Well the dictionary says the following regarding the word gracious:

  1. Characterized by kindness and warm courtesy.
  2. Characterized by tact and propriety: responded to the insult with gracious humor.
  3. Of a merciful or compassionate nature.
  4. Characterized by charm or beauty; graceful.
  5. Characterized by elegance and good taste: gracious living.
So gracious people naturally practice good manners because it's part of their nature. Gracious people exude a warmth and kindness that affects all their behavior including their manners. And in my own experience, you can tell the difference between the folks that are polite because they think it's expected and those that are polite because they just are. Gracious people just are. Gracious people are the sorts of people that we like to be around. Hopefully, we've all been fortunate enough to have gracious people in our lives.

I know that I'm lucky to have as many gracious friends that I do, and I include many of my internet friends in that group. My friends, Sarah and Chad, are two of the most gracious people I've ever known. Although I've yet to meet my Seattlite internet friend, I have to say she's been nothing but warm and kind to me, and therefore, gracious. And I'd like to think that my own sons are well on their way to being gracious men. They both certainly have good manners, and maturity will determine if they take the next step to graciousness.
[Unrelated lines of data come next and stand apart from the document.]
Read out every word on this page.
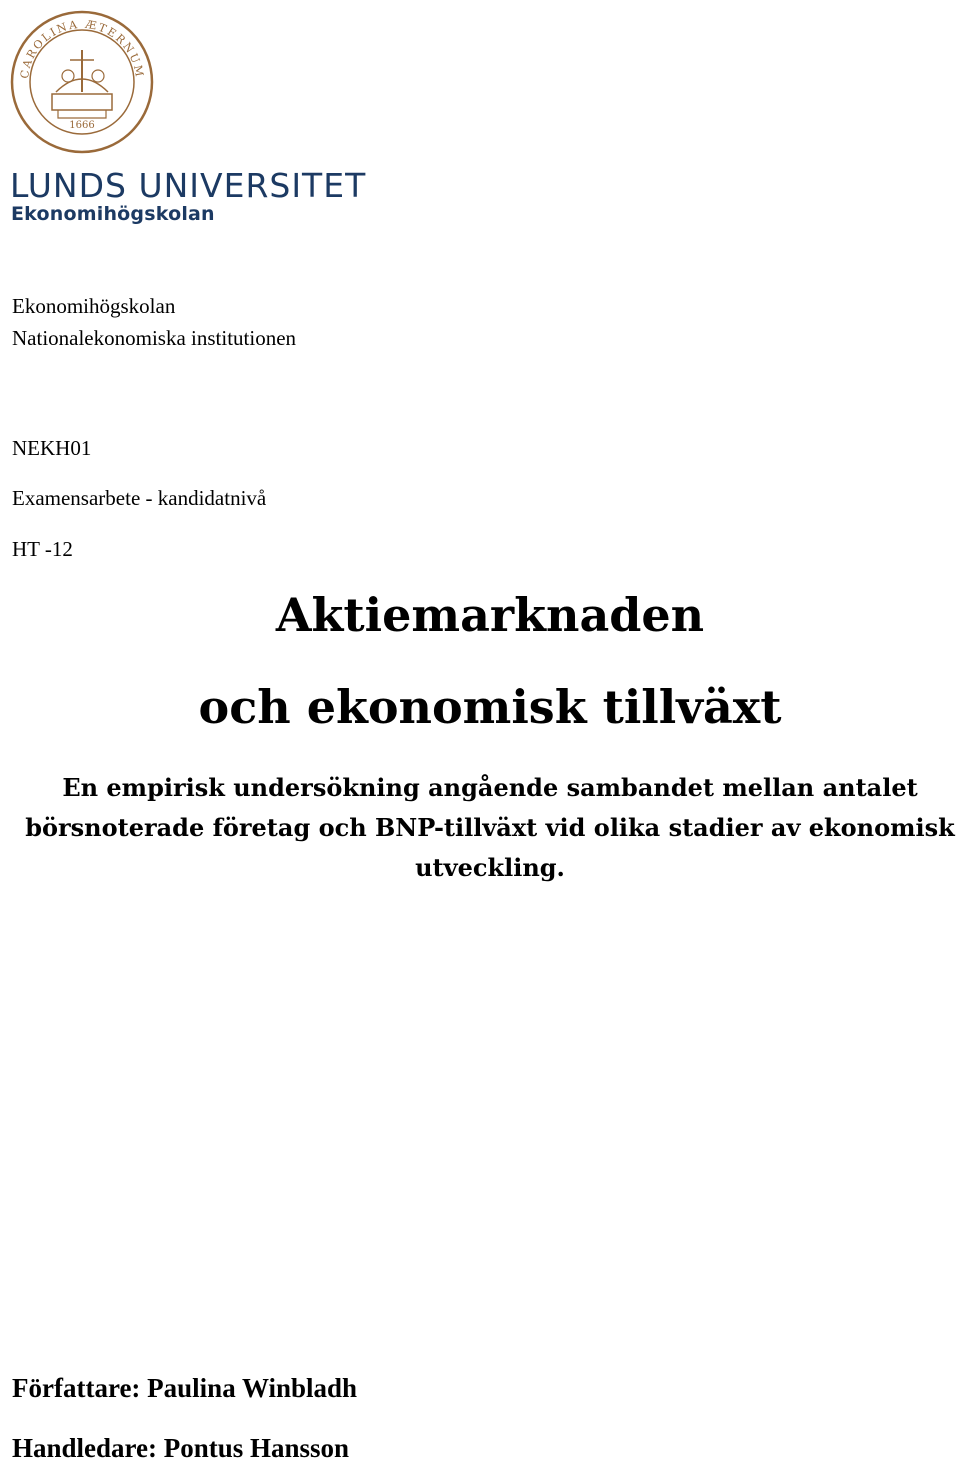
CAROLINA ÆTERNUM
1666
LUNDS UNIVERSITET
Ekonomihögskolan
Ekonomihögskolan
Nationalekonomiska institutionen
NEKH01
Examensarbete - kandidatnivå
HT -12
Aktiemarknaden
och ekonomisk tillväxt
En empirisk undersökning angående sambandet mellan antalet
börsnoterade företag och BNP-tillväxt vid olika stadier av ekonomisk
utveckling.
Författare: Paulina Winbladh
Handledare: Pontus Hansson
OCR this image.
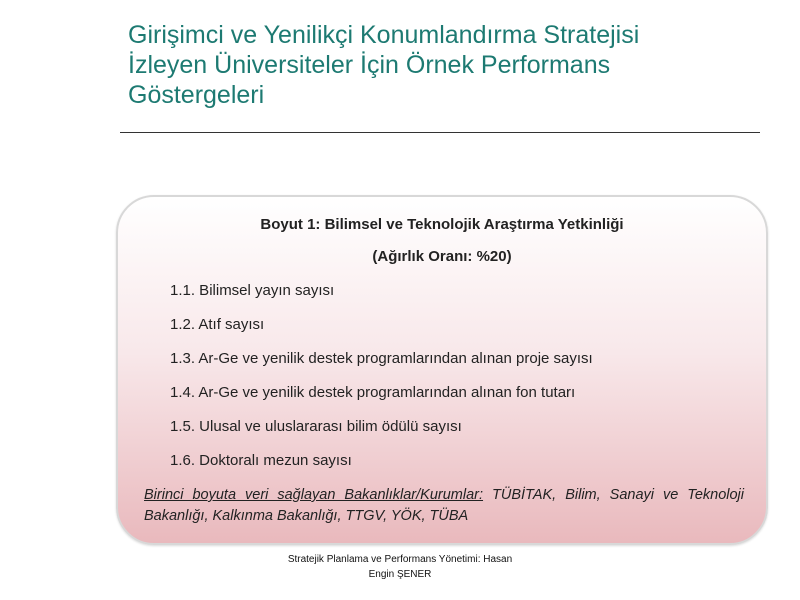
Girişimci ve Yenilikçi Konumlandırma Stratejisi
İzleyen Üniversiteler İçin Örnek Performans
Göstergeleri
Boyut 1: Bilimsel ve Teknolojik Araştırma Yetkinliği
(Ağırlık Oranı: %20)
1.1. Bilimsel yayın sayısı
1.2. Atıf sayısı
1.3. Ar-Ge ve yenilik destek programlarından alınan proje sayısı
1.4. Ar-Ge ve yenilik destek programlarından alınan fon tutarı
1.5. Ulusal ve uluslararası bilim ödülü sayısı
1.6. Doktoralı mezun sayısı
Birinci boyuta veri sağlayan Bakanlıklar/Kurumlar: TÜBİTAK, Bilim, Sanayi ve Teknoloji Bakanlığı, Kalkınma Bakanlığı, TTGV, YÖK, TÜBA
Stratejik Planlama ve Performans Yönetimi: Hasan
Engin ŞENER
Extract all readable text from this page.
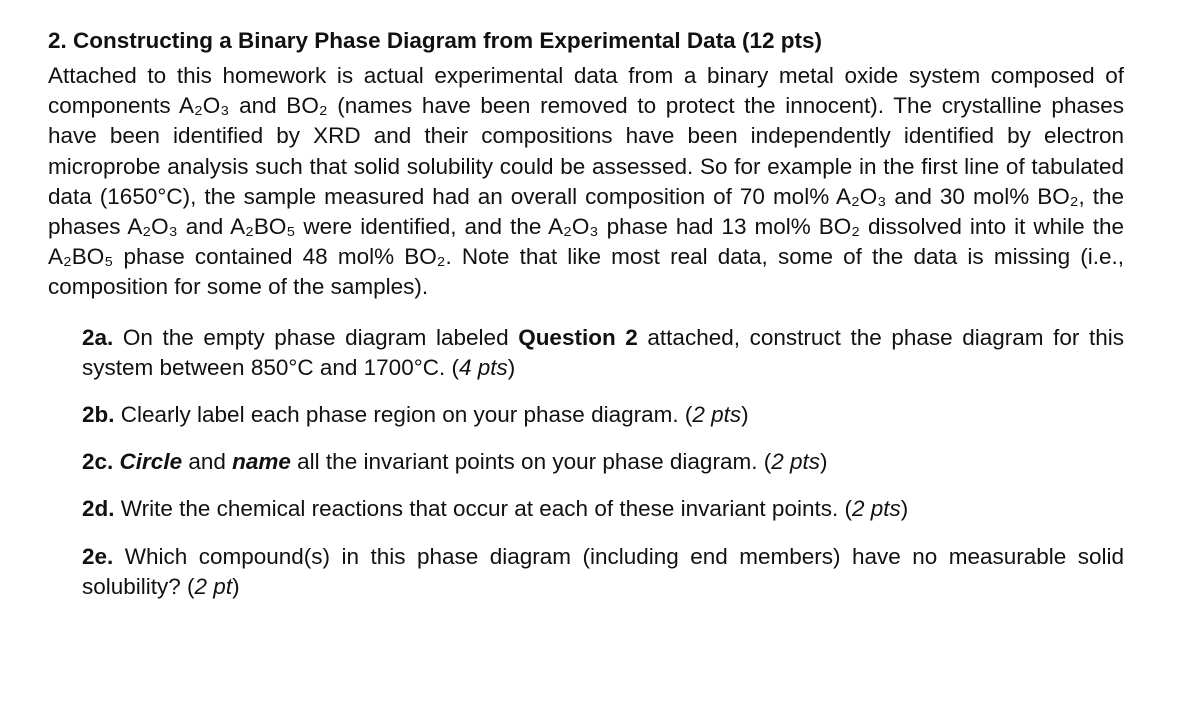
2. Constructing a Binary Phase Diagram from Experimental Data (12 pts)

Attached to this homework is actual experimental data from a binary metal oxide system composed of components A₂O₃ and BO₂ (names have been removed to protect the innocent). The crystalline phases have been identified by XRD and their compositions have been independently identified by electron microprobe analysis such that solid solubility could be assessed. So for example in the first line of tabulated data (1650°C), the sample measured had an overall composition of 70 mol% A₂O₃ and 30 mol% BO₂, the phases A₂O₃ and A₂BO₅ were identified, and the A₂O₃ phase had 13 mol% BO₂ dissolved into it while the A₂BO₅ phase contained 48 mol% BO₂. Note that like most real data, some of the data is missing (i.e., composition for some of the samples).

2a. On the empty phase diagram labeled Question 2 attached, construct the phase diagram for this system between 850°C and 1700°C. (4 pts)

2b. Clearly label each phase region on your phase diagram. (2 pts)

2c. Circle and name all the invariant points on your phase diagram. (2 pts)

2d. Write the chemical reactions that occur at each of these invariant points. (2 pts)

2e. Which compound(s) in this phase diagram (including end members) have no measurable solid solubility? (2 pt)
And recently I've been fortunate to witness public graciousness in action by another internet friend. She recently had to endure, in my opinion anyway, some inappropriate public criticism which ultimately was just downright rude behavior on the part of the commenters. How did she deal with this situation? Well many people would probably think that she would have been justified in lashing back at these people. I really don't think that anyone would or could have faulted her for responding in kind, but she did something else instead. She let her gracious nature take over. And although her feelings were probably hurt to some degree, she responded graciously. She actually thanked them for their comments and responded with both tact and propriety, and even humor. So when people say that adversity builds character, I would add that adversity also reveals character. And I think that my friend's true character was revealed in how she chose to respond. She's an extremely gracious individual, and I'm glad to count her among my friends.

So upon further reflection, I think I'm wrong about technology being responsible for bad manners. I think that technology perhaps just emphasizes the bad behavior of people with shakey manners to begin with like Brad. I've seen him display good manners on numerous occasions, but I've also seen him display bad manners like rudely interrupting a conversation and meal at a restaurant to engage in a non-urgent and/or unimportant cell phone call while those at the table eat.
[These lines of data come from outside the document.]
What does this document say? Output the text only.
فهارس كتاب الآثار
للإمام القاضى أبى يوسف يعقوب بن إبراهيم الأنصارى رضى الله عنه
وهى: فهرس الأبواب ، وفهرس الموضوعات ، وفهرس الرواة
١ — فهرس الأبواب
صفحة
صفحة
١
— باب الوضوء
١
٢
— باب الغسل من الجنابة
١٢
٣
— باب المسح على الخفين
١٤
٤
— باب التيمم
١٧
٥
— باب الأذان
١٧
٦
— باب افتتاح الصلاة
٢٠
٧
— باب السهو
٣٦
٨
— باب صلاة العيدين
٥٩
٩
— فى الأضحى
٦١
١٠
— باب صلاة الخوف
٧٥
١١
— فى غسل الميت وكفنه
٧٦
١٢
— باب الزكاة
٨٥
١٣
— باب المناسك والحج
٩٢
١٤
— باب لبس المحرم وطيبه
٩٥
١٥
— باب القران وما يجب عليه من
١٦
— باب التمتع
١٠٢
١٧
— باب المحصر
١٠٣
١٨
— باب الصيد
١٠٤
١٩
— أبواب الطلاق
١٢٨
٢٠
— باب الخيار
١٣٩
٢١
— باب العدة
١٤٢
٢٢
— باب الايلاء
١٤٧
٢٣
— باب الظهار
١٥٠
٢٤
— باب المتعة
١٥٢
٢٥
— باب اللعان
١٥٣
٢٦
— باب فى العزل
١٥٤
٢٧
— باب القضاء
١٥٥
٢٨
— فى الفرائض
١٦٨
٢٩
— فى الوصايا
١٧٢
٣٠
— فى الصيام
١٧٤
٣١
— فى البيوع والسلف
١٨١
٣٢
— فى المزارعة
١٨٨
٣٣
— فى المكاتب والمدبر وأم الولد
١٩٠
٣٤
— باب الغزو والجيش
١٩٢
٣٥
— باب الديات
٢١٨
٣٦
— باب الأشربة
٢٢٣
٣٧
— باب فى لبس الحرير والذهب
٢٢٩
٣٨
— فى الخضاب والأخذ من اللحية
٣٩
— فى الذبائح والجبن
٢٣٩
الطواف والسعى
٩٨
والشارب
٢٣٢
So it's the people not the technology. But I still stick to my belief that there's been an erosion of good behavior and manners. I don't know what the solution is though...other than parents need to do a better job. But what if the parents have bad manners? Aye, that's the rub.

I've tried my best to ensure that my own boys have naturally good manners, and I think that I have been successful judging from the compliments about their behavior that I've received over the years. So I guess to stem the tide of bad manners, we each must try to affect and infect our own corner of the universe with graciousness. And really isn't that true about most things? All we can do is try our best and hope that it spreads to others by example.

1 Comments:

At 9:41 AM, Blogger E said...

...Wow, all I can do is agree...dead on. Manners do seem to be heading to the wayside and I would agree technology is not the problem people are.

I see this as you do more as completeness of human. An over all view of right and wrong and the best one can do is enough. Now how do we get everyone to do there best?

Keep trying answers may be so close. But by affecting one you have changed the world and truly what more can one ask for?

Nice words. Thanks, they are appreciated.